Ach ja, die “Welt”… Merkel erscheint mehr und mehr wie das letzte Aufbegehren des “klassichen”, konservativen Staatsmenschen, mit Werten und Kompetenzen, in einer Welt, in der Konservativismus mehr und mehr “might makes right”-Nihilismus und, noch stumpfer als früher, Populismus zu bedeuten scheint. Nicht, dass ich nicht auch mit den “alten Werten”, durch meine eigenen Ansichten, im Konflikt liege, aber sie haben eben eine Grundlage gehabt.

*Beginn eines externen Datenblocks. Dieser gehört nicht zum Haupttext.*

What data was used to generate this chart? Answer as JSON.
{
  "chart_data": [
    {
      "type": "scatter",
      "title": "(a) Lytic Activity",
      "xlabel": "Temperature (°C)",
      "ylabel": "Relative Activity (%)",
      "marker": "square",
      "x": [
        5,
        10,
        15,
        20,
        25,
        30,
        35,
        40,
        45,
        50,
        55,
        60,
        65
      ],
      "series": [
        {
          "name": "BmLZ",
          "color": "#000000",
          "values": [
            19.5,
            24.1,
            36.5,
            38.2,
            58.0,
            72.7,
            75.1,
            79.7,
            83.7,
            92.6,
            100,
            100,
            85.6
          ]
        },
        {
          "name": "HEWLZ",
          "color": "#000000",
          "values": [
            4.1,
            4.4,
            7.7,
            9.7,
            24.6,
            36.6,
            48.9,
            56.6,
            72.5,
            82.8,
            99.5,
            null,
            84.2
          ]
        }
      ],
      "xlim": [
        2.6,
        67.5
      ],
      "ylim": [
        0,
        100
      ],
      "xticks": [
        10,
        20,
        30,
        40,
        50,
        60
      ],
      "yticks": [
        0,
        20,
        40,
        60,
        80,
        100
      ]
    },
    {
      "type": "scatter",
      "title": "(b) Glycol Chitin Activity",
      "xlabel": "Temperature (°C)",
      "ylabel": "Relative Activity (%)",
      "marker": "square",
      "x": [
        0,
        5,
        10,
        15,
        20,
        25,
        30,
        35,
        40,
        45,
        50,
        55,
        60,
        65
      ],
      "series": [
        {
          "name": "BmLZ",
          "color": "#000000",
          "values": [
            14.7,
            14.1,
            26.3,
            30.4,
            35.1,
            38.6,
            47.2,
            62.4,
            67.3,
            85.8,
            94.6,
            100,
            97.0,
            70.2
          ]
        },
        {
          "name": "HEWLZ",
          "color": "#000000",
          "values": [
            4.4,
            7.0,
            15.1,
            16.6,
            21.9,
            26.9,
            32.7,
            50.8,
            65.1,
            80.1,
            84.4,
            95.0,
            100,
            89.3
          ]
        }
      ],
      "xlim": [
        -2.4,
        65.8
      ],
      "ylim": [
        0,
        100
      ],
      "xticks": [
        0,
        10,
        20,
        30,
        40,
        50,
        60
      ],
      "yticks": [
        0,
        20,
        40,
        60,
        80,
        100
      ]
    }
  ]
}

Das würde ich mir auch manchmal in der Diskussion hier bezeiten wünschen. Nicht etwa, die Kritik zurücknehmen an Mythen, wo sie verbreitet werden. Aber anerkennen, dass auch etwa exemplarisch die momentane Position bei den Linken als eine fehlerhafte, zu diskutierende Position angegriffen wird, anstatt - wie ich oft erlebt habe - als eine, die in kompletter Gedankenleere, dogmatisch, oder gar mit finsteren Absichten entstanden sei. Ist natürlich ein eigenes Thema jetzt speziell für mich, als Mitglied dort, der Außenpolitisch die Dinge anders sieht als im momentanen Programm. Aber es ist nicht einfach dadurch, dass sie nicht der eigenen Position entspricht, automatisch eine absolut dumme, rein dogmatische oder gar verräterische.
Sorry für den off-topic Exkurs, hatte nur Diskussions-Flashbacks.